Thermal Vision As A Narrative Device

In Fort Apache, infrared techniques were used not to simulate a character’s vision but to enhance the natural drama of the setting. By capturing the heat differences in a harsh desert environment, the film achieved a distinctive, otherworldly aesthetic that underscored the isolation and ruggedness of the frontier. This pioneering work demonstrated that thermal optics could reveal details invisible to standard cameras – an innovation that filmmakers would explore and refine over the decades.

A major leap in the use of thermal optics came with the 1987 science-fiction action film Predator. In this film, writes Thermascan, the titular alien is depicted using an infrared vision system that casts the world in stark red hues and high-contrast imagery.

This “Predator vision” not only became an iconic visual signature but also served to heighten the creature’s menacing presence. The red-tinted, ghostly view provided audiences with a window into the predator’s world, effectively transforming a technical imaging process into a powerful storytelling device.

The success of Predator inspired a host of subsequent films to experiment with thermal optics. For instance, military-themed movies began integrating thermal imaging to add a layer of authenticity to night operations and covert missions. Directors found that by blending thermal visuals with traditional cinematography, they could enhance the tension and realism of battle scenes, especially when depicting operations under cover of darkness.

As sensor technology advanced, thermal imaging began to migrate from bulky, experimental devices to more compact and accessible systems. In the 1990s and early 2000s, military and law enforcement embraced thermal optics for surveillance and tactical operations, which in turn influenced filmmakers. Documentaries and action thrillers started to incorporate thermal footage to convey the intensity of night-time raids and stealth operations.

For example, in Zero Dark Thirty, the climactic raid sequence utilized a mix of night vision and thermal imaging. This fusion created an immersive experience that allowed audiences to perceive the operation through the eyes of the soldiers – a perspective that would have been impossible to achieve with conventional cameras alone. Similarly, the film Sicario employed thermal imaging during covert border operations, accentuating the tension of clandestine movements and underscoring the inherent unpredictability of such missions.

Modern Innovations: Digital Thermal Imaging And New Visual Effects

The advent of digital sensor technology has revolutionized thermal optics in filmmaking. Today’s thermal cameras offer high-resolution, real-time imaging that is far more accessible and versatile than their predecessors, notes Pulsar.

One striking example is Dune: Part Two, in which director Denis Villeneuve opted to film scenes on the hostile, cold planet of Giedi Prime entirely with infrared cameras. This bold choice produced what critics have come to call the Harkonnen Effect – a visually arresting, almost hyper-real depiction of a dystopian environment where traditional color cinematography would have failed to capture the eerie atmosphere.

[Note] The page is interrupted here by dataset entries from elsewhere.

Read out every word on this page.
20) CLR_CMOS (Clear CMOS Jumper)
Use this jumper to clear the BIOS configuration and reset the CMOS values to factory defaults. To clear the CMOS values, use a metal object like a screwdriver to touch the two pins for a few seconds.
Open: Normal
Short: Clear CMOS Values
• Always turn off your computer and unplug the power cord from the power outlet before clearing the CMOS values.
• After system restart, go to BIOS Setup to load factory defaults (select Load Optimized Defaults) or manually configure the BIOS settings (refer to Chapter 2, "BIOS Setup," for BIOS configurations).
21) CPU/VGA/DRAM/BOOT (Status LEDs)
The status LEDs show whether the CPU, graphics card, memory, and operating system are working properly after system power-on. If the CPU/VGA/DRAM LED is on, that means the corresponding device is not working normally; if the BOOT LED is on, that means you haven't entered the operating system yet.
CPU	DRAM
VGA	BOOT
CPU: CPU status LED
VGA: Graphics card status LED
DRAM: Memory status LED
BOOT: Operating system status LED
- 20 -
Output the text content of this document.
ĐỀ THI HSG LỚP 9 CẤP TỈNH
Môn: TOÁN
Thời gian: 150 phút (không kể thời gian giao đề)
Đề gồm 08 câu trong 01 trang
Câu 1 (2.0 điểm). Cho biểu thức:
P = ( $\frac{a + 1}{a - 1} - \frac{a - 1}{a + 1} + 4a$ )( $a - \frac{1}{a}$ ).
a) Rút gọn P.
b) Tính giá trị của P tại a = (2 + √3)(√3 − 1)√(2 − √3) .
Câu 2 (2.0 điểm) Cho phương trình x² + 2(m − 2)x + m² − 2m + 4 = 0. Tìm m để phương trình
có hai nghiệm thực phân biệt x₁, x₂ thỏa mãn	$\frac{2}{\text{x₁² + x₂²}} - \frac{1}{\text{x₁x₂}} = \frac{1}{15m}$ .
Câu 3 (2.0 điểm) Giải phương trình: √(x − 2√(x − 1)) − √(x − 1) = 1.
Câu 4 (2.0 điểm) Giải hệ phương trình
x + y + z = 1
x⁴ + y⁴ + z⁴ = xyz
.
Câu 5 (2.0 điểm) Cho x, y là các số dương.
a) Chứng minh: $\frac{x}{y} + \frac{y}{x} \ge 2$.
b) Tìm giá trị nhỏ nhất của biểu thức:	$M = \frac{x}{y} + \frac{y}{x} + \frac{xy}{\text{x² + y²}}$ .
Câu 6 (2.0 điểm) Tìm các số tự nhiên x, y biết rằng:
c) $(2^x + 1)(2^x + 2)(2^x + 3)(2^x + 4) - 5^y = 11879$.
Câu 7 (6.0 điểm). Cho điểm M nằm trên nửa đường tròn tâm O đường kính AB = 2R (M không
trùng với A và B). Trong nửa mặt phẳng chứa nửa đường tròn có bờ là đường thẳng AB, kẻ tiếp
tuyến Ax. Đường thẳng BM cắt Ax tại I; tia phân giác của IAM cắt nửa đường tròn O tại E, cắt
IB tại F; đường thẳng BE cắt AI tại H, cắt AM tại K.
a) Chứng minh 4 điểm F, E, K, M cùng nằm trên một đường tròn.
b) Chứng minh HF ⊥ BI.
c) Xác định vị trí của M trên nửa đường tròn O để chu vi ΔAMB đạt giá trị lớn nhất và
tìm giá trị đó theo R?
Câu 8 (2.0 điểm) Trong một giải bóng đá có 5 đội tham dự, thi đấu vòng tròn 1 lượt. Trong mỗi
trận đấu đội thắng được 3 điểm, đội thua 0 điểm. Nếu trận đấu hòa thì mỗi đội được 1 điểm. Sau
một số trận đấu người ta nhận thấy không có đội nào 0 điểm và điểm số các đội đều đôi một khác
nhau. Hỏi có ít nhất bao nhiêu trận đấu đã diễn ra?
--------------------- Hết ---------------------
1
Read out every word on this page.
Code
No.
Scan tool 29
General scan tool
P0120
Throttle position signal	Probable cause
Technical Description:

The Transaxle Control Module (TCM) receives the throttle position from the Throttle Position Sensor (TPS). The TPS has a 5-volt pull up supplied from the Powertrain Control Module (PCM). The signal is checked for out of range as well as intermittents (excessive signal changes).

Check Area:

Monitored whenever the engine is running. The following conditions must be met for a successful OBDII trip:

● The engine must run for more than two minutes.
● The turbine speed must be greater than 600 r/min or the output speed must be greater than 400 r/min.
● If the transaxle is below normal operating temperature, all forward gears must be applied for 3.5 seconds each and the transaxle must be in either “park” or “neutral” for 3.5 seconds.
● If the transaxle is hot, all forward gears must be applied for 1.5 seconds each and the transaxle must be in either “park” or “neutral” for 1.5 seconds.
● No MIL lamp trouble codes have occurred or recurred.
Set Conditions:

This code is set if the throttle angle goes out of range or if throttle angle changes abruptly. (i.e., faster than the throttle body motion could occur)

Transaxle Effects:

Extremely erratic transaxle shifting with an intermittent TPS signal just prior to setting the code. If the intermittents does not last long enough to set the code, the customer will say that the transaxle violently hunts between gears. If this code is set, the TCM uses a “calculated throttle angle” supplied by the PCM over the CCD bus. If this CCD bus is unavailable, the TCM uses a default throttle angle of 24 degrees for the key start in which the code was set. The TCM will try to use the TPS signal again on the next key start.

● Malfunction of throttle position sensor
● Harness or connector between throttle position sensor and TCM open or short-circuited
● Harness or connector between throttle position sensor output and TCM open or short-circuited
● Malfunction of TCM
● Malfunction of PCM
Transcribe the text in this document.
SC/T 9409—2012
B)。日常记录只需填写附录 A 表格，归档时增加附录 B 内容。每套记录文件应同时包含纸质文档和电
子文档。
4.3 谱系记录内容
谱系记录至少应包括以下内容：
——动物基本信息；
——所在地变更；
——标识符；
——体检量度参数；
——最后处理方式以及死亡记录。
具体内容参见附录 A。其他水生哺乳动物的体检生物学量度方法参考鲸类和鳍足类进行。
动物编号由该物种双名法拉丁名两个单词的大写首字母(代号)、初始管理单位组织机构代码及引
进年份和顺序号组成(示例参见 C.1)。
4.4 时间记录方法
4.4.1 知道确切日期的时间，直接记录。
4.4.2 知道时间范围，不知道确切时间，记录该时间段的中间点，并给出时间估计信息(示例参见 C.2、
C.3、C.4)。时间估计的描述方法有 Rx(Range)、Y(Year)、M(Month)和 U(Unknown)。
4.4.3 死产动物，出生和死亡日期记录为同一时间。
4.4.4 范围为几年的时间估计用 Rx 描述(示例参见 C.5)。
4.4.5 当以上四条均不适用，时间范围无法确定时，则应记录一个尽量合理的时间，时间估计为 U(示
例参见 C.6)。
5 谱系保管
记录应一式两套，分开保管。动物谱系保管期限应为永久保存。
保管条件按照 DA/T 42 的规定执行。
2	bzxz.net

Another notable use of thermal optics in contemporary cinema is found in nature documentaries. The Netflix series Night on Earth employs thermal imaging alongside conventional night vision to capture the nocturnal behaviors of wildlife. This approach not only reveals hidden details in the animal kingdom but also emphasizes the contrast between living creatures and their cooler, often camouflaged surroundings. By doing so, filmmakers can tell a more dynamic story of survival and adaptation in the natural world.

Beyond narrative filmmaking, thermal optics also have found a place in experimental and art-house projects. Directors interested in creating visually unique pieces have used thermal imaging to reframe mundane subjects into extraordinary visuals. For example, short films and music videos have incorporated thermal footage to evoke surreal, dreamlike states or to underscore the passage of time by highlighting subtle changes in heat distribution. These creative uses showcase how far infrared technology has come – from a military tool to a medium for artistic expression.

Bridging The Gap Between Science And Art

The evolution of thermal optics illustrates a fascinating convergence of technology and creativity. What began as a method to detect enemy forces or to study the environment from a thermal perspective has grown into a rich visual language. Filmmakers today can seamlessly blend thermal imagery with traditional cinematography, digital effects, and even computer-generated imagery to craft a multi-layered narrative that engages viewers on both an intellectual and emotional level.

This merging of scientific imaging with artful storytelling continues to push the boundaries of visual narrative. As technology further improves – yielding even more compact, high-resolution, and cost-effective thermal cameras – we can expect thermal optics to remain a dynamic and influential tool in the cinematic arsenal.

From its experimental debut in Fort Apache to its modern-day use in films like Dune: Part Two, thermal optics have transformed the way stories are told on screen. By illuminating what the human eye cannot see, thermal imaging enriches visual storytelling, providing filmmakers with a powerful tool to evoke atmosphere, tension, and beauty in ways that transcend the limits of traditional photography.